There is a new genre of journalism in full flower, the “there is no debt problem” column, a recent example of which can be found under the byline of Matthew O’Brien of The Atlantic here, headlined: “Sorry, deficit hawks, the debt crisis ended before it could begin.” The species deserves to go extinct.
Arguing that the debt has been brought to heel for the next decade, Mr. O’Brien writes:
The debate is over, and the deficit hawks lost. After years of warnings about trillion dollar deficits as far as the eye could see, it turns out they just couldn’t see far enough: the budget is moving quickly — too quickly — towards balance even without a “grand” bargain.
In other words, we are not Greece. The debt doesn’t need to be “fixed.”
Federal debt would grow rapidly from its already high level, exceeding 90 percent of GDP in 2022. After that, the growing imbalance between revenues and spending, combined with spiraling interest payments, would swiftly push debt to higher and higher levels. Debt as a share of GDP would exceed its historical peak of 109 percent by 2026, and it would approach 200 percent in 2037.

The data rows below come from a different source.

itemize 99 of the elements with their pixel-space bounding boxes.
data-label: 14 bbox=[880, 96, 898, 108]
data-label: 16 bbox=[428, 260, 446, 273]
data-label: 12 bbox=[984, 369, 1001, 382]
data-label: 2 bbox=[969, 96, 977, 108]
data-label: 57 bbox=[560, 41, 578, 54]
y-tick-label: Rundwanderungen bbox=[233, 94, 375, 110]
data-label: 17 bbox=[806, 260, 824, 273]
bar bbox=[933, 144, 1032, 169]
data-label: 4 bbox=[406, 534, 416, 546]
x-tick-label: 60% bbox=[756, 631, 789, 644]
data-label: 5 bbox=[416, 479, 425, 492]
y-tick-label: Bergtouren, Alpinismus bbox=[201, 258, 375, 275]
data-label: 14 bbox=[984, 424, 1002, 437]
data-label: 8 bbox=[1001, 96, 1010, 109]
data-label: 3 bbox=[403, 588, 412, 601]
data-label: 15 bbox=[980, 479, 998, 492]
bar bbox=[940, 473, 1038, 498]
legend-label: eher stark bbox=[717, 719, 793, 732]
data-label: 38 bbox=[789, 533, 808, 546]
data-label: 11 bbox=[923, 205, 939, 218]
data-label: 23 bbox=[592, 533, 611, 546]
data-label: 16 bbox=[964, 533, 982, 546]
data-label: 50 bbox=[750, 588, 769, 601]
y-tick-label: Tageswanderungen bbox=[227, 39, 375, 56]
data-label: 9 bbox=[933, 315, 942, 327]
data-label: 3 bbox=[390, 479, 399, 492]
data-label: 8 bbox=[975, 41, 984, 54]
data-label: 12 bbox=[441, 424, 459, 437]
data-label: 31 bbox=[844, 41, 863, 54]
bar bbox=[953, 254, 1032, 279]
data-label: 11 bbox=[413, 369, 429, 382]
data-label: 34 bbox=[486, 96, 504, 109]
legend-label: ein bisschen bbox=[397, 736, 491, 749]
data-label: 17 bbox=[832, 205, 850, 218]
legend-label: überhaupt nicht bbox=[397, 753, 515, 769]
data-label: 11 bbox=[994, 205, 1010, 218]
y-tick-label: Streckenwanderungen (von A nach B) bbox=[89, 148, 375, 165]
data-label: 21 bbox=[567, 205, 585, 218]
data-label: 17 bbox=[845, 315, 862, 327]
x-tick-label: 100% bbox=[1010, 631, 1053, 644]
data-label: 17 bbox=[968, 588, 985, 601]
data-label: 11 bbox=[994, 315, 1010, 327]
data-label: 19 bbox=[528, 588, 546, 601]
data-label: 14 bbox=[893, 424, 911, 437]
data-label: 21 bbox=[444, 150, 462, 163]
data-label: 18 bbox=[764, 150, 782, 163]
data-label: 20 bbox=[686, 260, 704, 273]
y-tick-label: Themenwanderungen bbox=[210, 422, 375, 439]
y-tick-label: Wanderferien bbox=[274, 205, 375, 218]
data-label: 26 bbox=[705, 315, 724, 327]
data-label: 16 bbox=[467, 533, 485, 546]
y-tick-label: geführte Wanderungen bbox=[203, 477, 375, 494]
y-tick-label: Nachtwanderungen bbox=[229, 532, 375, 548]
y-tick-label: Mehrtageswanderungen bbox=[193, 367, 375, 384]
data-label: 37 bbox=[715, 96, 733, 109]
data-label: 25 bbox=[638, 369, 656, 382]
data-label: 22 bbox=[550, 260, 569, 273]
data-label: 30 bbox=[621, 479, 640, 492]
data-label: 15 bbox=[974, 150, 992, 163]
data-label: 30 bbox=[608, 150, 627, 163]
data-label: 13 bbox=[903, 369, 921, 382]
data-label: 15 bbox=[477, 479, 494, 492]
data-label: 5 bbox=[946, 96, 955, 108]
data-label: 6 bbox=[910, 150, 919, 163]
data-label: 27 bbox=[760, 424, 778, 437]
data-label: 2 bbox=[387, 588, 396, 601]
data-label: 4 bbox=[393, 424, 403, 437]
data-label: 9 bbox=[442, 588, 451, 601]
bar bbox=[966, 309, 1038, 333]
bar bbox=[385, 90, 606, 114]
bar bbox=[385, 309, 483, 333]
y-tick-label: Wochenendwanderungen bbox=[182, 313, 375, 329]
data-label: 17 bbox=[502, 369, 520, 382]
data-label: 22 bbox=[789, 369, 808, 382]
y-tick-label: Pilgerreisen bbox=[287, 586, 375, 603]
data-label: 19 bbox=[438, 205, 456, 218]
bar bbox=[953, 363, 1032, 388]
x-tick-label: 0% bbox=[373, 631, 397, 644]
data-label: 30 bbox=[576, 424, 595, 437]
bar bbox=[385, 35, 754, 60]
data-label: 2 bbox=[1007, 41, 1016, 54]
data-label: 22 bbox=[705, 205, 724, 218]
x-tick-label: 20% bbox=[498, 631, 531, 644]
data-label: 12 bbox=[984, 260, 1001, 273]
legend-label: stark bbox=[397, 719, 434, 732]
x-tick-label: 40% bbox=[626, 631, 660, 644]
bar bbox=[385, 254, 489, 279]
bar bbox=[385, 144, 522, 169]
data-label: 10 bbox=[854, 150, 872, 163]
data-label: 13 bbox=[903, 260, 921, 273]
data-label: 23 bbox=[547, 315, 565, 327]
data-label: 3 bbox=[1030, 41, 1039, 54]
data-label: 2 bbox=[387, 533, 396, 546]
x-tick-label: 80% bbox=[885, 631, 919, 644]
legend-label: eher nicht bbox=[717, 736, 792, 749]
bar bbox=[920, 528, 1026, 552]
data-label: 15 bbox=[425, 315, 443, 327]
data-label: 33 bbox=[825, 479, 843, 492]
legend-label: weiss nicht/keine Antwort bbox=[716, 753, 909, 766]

What does that mean? CBO again:
Such high and rising debt later in the coming decade would have serious negative consequences: When interest rates return to higher (more typical) levels, federal spending on interest payments would increase substantially. Moreover, because federal borrowing reduces national saving, over time the capital stock would be smaller and total wages would be lower than they would be if the debt was reduced. In addition, lawmakers would have less flexibility than they would have if debt levels were lower to use tax and spending policy to respond to unexpected challenges. Finally, a large debt increases the risk of a fiscal crisis, during which investors would lose so much confidence in the government’s ability to manage its budget that the government would be unable to borrow at affordable rates.
That is not off in the Buck Rogers future — that’s around the time kids being born today get out of college.
And, of course, it’s worse than that. Mr. O’Brien bases some of his optimism on a CBO estimate that we will spend about $600 billion less on Social Security, Medicare, and Medicaid in the next decade than had been projected under the last forecast. But even if that comes to pass, Mr. O’Brien is ignoring the biggest piece of the entitlement picture: the unfunded liabilities. There are basically three important pieces to the fiscal picture when it comes to the entitlements: money in, money out, and future benefits promised. The CBO has indeed forecast that the money-out picture for the entitlements is $600 billion better than under its last projection, which is great — but which is dwarfed by the accumulation of unfunded promises of future benefits under those programs during the same time, which amounts to trillions of dollars a year. As Chris Cox and Bill Archer put it:
When the accrued expenses of the government’s entitlement programs are counted, it becomes clear that to collect enough tax revenue just to avoid going deeper into debt would require over $8 trillion in tax collections annually. That is the total of the average annual accrued liabilities of just the two largest entitlement programs, plus the annual cash deficit.
The no-problem-here argument also ignores the problem of state and local debt — and how’s that working out for Detroit?